Generative‑AI‑Tools wie Claude Max können Großteile einer Rails‑Web‑App – von Datenbankmigrationen über MVC‑Struktur bis hin zu JavaScript‑Front‑End‑Logik – schnell und zuverlässig erstellen, sodass Entwickler sich vor allem auf Feinabstimmungen und UX‑Optimierungen konzentrieren können.
Key Takeaway Generative‑AI‑Tools wie Claude Max können Großteile einer Rails‑Web‑App – von Datenbankmigrationen über MVC‑Struktur bis hin zu JavaScript‑Front‑End‑Logik – schnell und zuverlässig erstellen, sodass Entwickler sich vor allem auf Feinabstimmungen und UX‑Optimierungen konzentrieren können.
Summary
- Projektstart: Jeremy hat eine neue Rails‑App PianoWebApp erzeugt und VS Code geöffnet, um Claude zu nutzen.
- Erster Prompt: Lege die Datenbankstruktur fest – Recordings und Notes‑Tabellen – und weise Benutzern die Möglichkeit zu, Aufnahmen zu speichern und wiederzugeben. Claude generiert Model, Migrationen, Routen, Controller und ein einfaches Keyboard‑UI.
- Erste Ergebnisse: 90 % der App sind sofort einsatzbereit; die UI zeigt die Aufnahme-ID als Header.

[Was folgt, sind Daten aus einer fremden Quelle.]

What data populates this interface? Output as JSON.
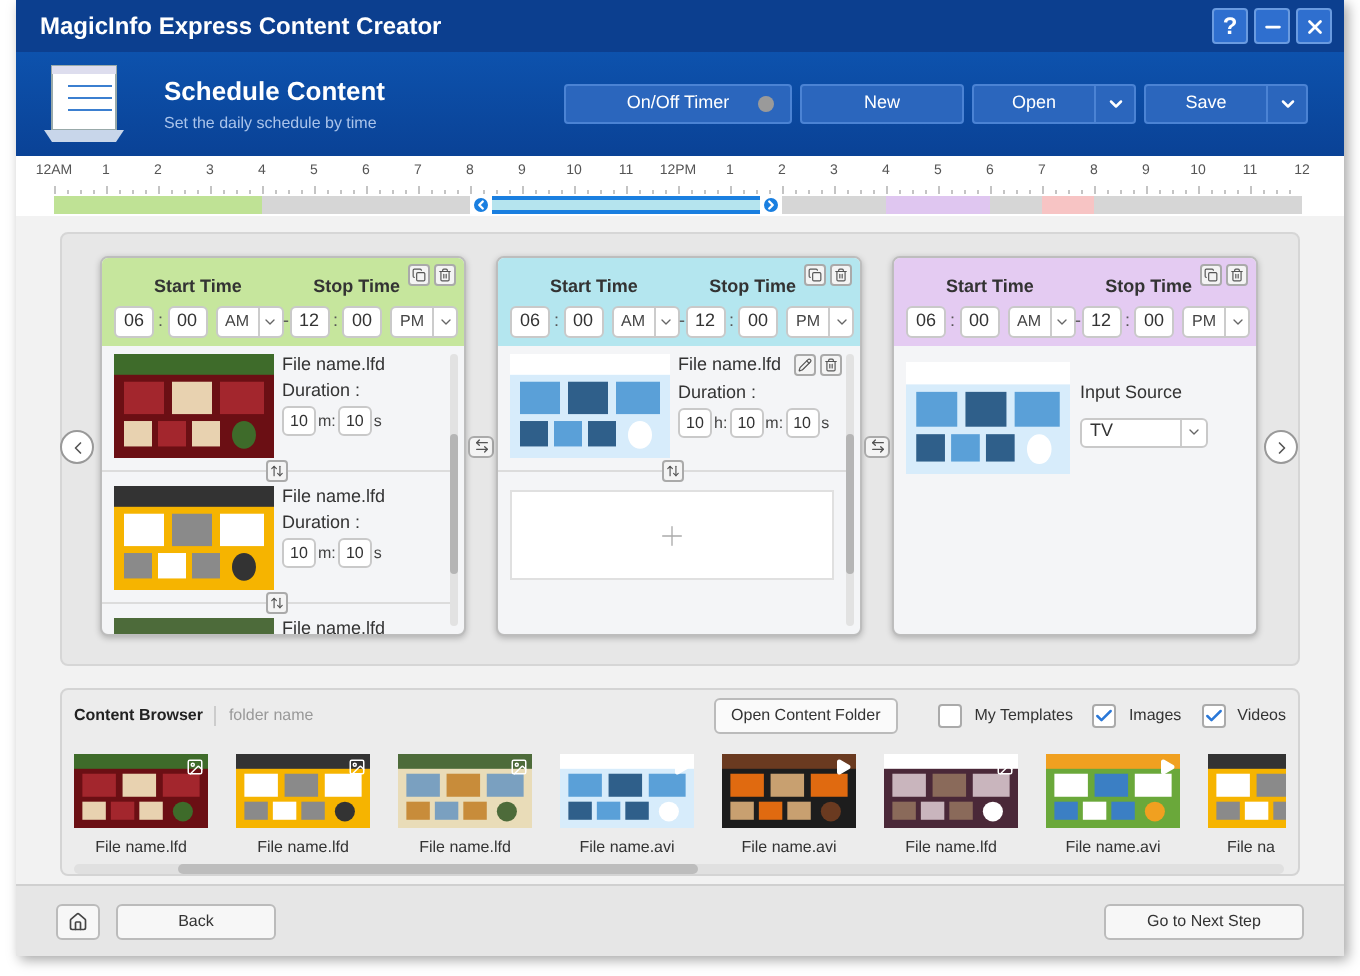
{
  "window": {
    "title": "MagicInfo Express Content Creator",
    "help": "?"
  },
  "header": {
    "title": "Schedule Content",
    "subtitle": "Set the daily schedule by time",
    "buttons": [
      {
        "label": "On/Off Timer",
        "kind": "timer",
        "on": false
      },
      {
        "label": "New",
        "kind": "plain"
      },
      {
        "label": "Open",
        "kind": "split"
      },
      {
        "label": "Save",
        "kind": "split"
      }
    ]
  },
  "timeline": {
    "labels": [
      "12AM",
      "1",
      "2",
      "3",
      "4",
      "5",
      "6",
      "7",
      "8",
      "9",
      "10",
      "11",
      "12PM",
      "1",
      "2",
      "3",
      "4",
      "5",
      "6",
      "7",
      "8",
      "9",
      "10",
      "11",
      "12"
    ],
    "slots": [
      {
        "color": "#bfe295",
        "selected": false
      },
      {
        "color": "#bfe295",
        "selected": false
      },
      {
        "color": "#bfe295",
        "selected": false
      },
      {
        "color": "#bfe295",
        "selected": false
      },
      {
        "color": "#d6d6d6",
        "selected": false
      },
      {
        "color": "#d6d6d6",
        "selected": false
      },
      {
        "color": "#d6d6d6",
        "selected": false
      },
      {
        "color": "#d6d6d6",
        "selected": false
      },
      {
        "color": "#b5e4ee",
        "selected": true
      },
      {
        "color": "#b5e4ee",
        "selected": true
      },
      {
        "color": "#b5e4ee",
        "selected": true
      },
      {
        "color": "#b5e4ee",
        "selected": true
      },
      {
        "color": "#b5e4ee",
        "selected": true
      },
      {
        "color": "#b5e4ee",
        "selected": true
      },
      {
        "color": "#d6d6d6",
        "selected": false
      },
      {
        "color": "#d6d6d6",
        "selected": false
      },
      {
        "color": "#dfc6f0",
        "selected": false
      },
      {
        "color": "#dfc6f0",
        "selected": false
      },
      {
        "color": "#d6d6d6",
        "selected": false
      },
      {
        "color": "#f7c4c4",
        "selected": false
      },
      {
        "color": "#d6d6d6",
        "selected": false
      },
      {
        "color": "#d6d6d6",
        "selected": false
      },
      {
        "color": "#d6d6d6",
        "selected": false
      },
      {
        "color": "#d6d6d6",
        "selected": false
      }
    ]
  },
  "schedules": [
    {
      "color": "#c6e69d",
      "start_label": "Start Time",
      "stop_label": "Stop Time",
      "start": {
        "hour": "06",
        "sep": ":",
        "minute": "00",
        "ampm": "AM"
      },
      "dash": "-",
      "stop": {
        "hour": "12",
        "sep": ":",
        "minute": "00",
        "ampm": "PM"
      },
      "kind": "contents",
      "items": [
        {
          "kind": "file",
          "name": "File name.lfd",
          "duration_label": "Duration :",
          "editable": false,
          "duration": [
            {
              "value": "10",
              "unit": "m:"
            },
            {
              "value": "10",
              "unit": "s"
            }
          ]
        },
        {
          "kind": "file",
          "name": "File name.lfd",
          "duration_label": "Duration :",
          "editable": false,
          "duration": [
            {
              "value": "10",
              "unit": "m:"
            },
            {
              "value": "10",
              "unit": "s"
            }
          ]
        },
        {
          "kind": "file",
          "name": "File name.lfd",
          "editable": false
        }
      ]
    },
    {
      "color": "#b4e6ef",
      "start_label": "Start Time",
      "stop_label": "Stop Time",
      "start": {
        "hour": "06",
        "sep": ":",
        "minute": "00",
        "ampm": "AM"
      },
      "dash": "-",
      "stop": {
        "hour": "12",
        "sep": ":",
        "minute": "00",
        "ampm": "PM"
      },
      "kind": "contents",
      "items": [
        {
          "kind": "file",
          "name": "File name.lfd",
          "duration_label": "Duration :",
          "editable": true,
          "duration": [
            {
              "value": "10",
              "unit": "h:"
            },
            {
              "value": "10",
              "unit": "m:"
            },
            {
              "value": "10",
              "unit": "s"
            }
          ]
        },
        {
          "kind": "add"
        }
      ]
    },
    {
      "color": "#e4cbf2",
      "start_label": "Start Time",
      "stop_label": "Stop Time",
      "start": {
        "hour": "06",
        "sep": ":",
        "minute": "00",
        "ampm": "AM"
      },
      "dash": "-",
      "stop": {
        "hour": "12",
        "sep": ":",
        "minute": "00",
        "ampm": "PM"
      },
      "kind": "input",
      "input_label": "Input Source",
      "input_value": "TV"
    }
  ],
  "content_browser": {
    "title": "Content Browser",
    "folder": "folder name",
    "open_button": "Open Content Folder",
    "filters": [
      {
        "label": "My Templates",
        "checked": false
      },
      {
        "label": "Images",
        "checked": true
      },
      {
        "label": "Videos",
        "checked": true
      }
    ],
    "files": [
      {
        "name": "File name.lfd",
        "kind": "lfd"
      },
      {
        "name": "File name.lfd",
        "kind": "lfd"
      },
      {
        "name": "File name.lfd",
        "kind": "lfd"
      },
      {
        "name": "File name.avi",
        "kind": "avi"
      },
      {
        "name": "File name.avi",
        "kind": "avi"
      },
      {
        "name": "File name.lfd",
        "kind": "lfd"
      },
      {
        "name": "File name.avi",
        "kind": "avi"
      },
      {
        "name": "File na",
        "kind": "cut"
      }
    ]
  },
  "footer": {
    "back": "Back",
    "next": "Go to Next Step"
  }
}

- Nächste Schritte: Aufnahme benennen: Claude erstellt weitere Migrationen, fügt ein Name‑Feld hinzu, und zeigt den Namen auf der Wiedergabeseite. UX‑Verbesserung: Namensfeld bleibt verborgen bis die Aufnahme fertig ist. GitHub‑Footer: Automatikerstellung eines Footers mit Octocat‑SVG und Link zur Repository. Replay‑Authentizität: Initiale Wiedergabe spielt jede Note 200 ms – Claude wird nach Dauer der Tastenein‑/auslauf‑Wiedergabe gefragt, ändert DB‑Schema (Dur) und JavaScript, um genaue Wiedergabe zu ermöglichen.
- Sicherheitsaspekte: Claude erstellt einen access_token‑Spalte und ändert die Controller‑Logik, sodass Aufzeichnungen nur über einen Hash‑Endpunkt geöffnet werden können.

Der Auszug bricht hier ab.